Question

How do you find the amplitude and period of $y = 2\sin \left( {\pi .x} \right)$ ?

Answer 1

Hint : We have been given a sinusoidal equation or function to find the amplitude and the period. Such functions are also known as wave functions. A wave function means that the given function forms a continuous and repetitive wave pattern. The general form of a wave function is given as,
$y = A\sin \left( {Bx + C} \right) + D$
where, $A$ is the amplitude, $B$ denotes time period, $C$ is the phase shift and $D$ is the vertical shift of the equation.
The amplitude is the maximum vertical stretch of the wave at crest and trough, and period is the time after which the waves are being repeated.
We can compare the given equation with the general form to find the amplitude and period.

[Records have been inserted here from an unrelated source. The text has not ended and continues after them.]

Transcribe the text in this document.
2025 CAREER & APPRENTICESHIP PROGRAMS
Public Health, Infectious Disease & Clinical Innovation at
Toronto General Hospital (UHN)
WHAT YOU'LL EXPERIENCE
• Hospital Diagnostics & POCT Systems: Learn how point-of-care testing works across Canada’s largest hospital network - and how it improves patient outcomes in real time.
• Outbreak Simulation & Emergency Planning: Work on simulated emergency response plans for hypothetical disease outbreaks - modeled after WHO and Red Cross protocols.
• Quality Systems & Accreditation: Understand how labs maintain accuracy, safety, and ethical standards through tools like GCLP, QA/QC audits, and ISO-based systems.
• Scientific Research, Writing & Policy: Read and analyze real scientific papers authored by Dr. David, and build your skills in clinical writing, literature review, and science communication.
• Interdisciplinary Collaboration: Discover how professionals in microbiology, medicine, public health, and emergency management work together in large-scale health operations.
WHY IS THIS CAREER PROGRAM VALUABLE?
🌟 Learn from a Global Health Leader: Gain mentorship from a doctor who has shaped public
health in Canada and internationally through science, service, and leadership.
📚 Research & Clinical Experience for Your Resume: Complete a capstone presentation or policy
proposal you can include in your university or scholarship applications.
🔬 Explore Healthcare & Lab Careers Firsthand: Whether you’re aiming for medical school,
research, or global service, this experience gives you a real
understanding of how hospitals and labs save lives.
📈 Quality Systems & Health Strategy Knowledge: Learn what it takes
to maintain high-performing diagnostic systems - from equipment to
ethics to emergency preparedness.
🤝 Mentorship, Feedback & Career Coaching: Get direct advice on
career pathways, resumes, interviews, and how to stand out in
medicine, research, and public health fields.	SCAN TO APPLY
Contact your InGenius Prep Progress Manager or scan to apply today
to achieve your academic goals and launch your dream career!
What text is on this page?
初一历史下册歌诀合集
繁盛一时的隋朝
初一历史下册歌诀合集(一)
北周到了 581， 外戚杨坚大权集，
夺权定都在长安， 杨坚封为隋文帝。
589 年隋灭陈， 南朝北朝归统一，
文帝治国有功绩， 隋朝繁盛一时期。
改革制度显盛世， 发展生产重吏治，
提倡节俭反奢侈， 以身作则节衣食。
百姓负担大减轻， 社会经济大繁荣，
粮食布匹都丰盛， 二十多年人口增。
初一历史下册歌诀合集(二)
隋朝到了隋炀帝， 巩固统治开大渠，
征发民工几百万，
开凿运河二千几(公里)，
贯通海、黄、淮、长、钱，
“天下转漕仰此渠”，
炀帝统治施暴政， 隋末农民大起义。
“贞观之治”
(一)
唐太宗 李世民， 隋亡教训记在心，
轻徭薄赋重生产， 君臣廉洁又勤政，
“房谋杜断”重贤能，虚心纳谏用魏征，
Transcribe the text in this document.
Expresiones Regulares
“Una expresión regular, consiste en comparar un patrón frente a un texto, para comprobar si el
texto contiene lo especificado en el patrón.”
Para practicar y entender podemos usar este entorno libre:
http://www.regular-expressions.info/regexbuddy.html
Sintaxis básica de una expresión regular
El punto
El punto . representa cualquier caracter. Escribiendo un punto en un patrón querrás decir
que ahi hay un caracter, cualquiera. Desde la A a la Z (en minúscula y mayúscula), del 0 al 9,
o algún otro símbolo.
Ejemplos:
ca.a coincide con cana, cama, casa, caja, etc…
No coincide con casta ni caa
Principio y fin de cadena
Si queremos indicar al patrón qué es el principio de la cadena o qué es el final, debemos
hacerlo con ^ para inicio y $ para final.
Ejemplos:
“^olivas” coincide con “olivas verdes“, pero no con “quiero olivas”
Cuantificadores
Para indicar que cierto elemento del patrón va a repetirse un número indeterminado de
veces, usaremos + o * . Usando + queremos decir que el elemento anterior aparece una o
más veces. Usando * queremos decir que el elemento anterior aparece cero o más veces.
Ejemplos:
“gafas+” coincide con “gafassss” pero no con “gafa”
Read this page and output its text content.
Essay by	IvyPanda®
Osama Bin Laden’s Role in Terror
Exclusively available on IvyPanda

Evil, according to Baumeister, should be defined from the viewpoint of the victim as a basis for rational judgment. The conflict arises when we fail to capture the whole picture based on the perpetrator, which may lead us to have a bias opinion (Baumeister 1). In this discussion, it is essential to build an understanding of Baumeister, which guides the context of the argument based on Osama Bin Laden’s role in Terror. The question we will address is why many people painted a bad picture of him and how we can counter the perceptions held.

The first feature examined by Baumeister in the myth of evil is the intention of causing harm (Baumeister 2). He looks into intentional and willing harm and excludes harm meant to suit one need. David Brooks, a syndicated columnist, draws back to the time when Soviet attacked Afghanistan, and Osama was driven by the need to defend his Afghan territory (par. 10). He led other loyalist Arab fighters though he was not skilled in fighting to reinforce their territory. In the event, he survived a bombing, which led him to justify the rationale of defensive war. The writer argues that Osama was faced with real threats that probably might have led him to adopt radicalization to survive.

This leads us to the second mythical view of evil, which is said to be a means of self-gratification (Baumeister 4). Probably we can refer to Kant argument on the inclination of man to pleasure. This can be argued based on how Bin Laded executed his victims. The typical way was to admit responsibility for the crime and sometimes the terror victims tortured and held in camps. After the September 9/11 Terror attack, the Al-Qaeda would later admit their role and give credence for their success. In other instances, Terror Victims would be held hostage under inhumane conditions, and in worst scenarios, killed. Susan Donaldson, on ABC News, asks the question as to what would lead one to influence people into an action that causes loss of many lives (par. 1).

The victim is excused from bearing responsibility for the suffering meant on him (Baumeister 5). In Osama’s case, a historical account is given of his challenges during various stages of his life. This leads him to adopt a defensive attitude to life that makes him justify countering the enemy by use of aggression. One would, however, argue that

Complete step by step solution:
We have been given the function $y = 2\sin \left( {\pi .x} \right)$ .
We will compare it with the general form of the wave function,
$y = A\sin \left( {Bx + C} \right) + D$
First we write the given equation in general form as,
$y = 2\sin \left( {\pi x + 0} \right) + 0$
On comparison we can observe that,
$A = 2$ , $B = \pi$ , $C = 0$ and $D = 0$ .
Amplitude of the function is given as $\left| A \right|$ .
Thus, $Amplitude = \left| A \right| = \left| 2 \right| = 2$
Period of the function is given as $\dfrac{{2\pi }}{{\left| B \right|}}$ .
Thus, $Period = \dfrac{{2\pi }}{{\left| B \right|}} = \dfrac{{2\pi }}{{\left| \pi \right|}} = \dfrac{{2\pi }}{\pi } = 2$
Hence, the amplitude of the given function is $2$ and period of the given function is $2$ .
So, the correct answer is “2”.

Note : For finding the amplitude and period we compared the given equation with the general form. We used absolute values as amplitude and period are both positive terms and cannot be negative. An amplitude of $2$ means that the wave of the given function extends to a maximum of $2\;units$ at crest and trough. A period of $2\;units$ means that the wave gets repeated after a time period of $2\;units$ .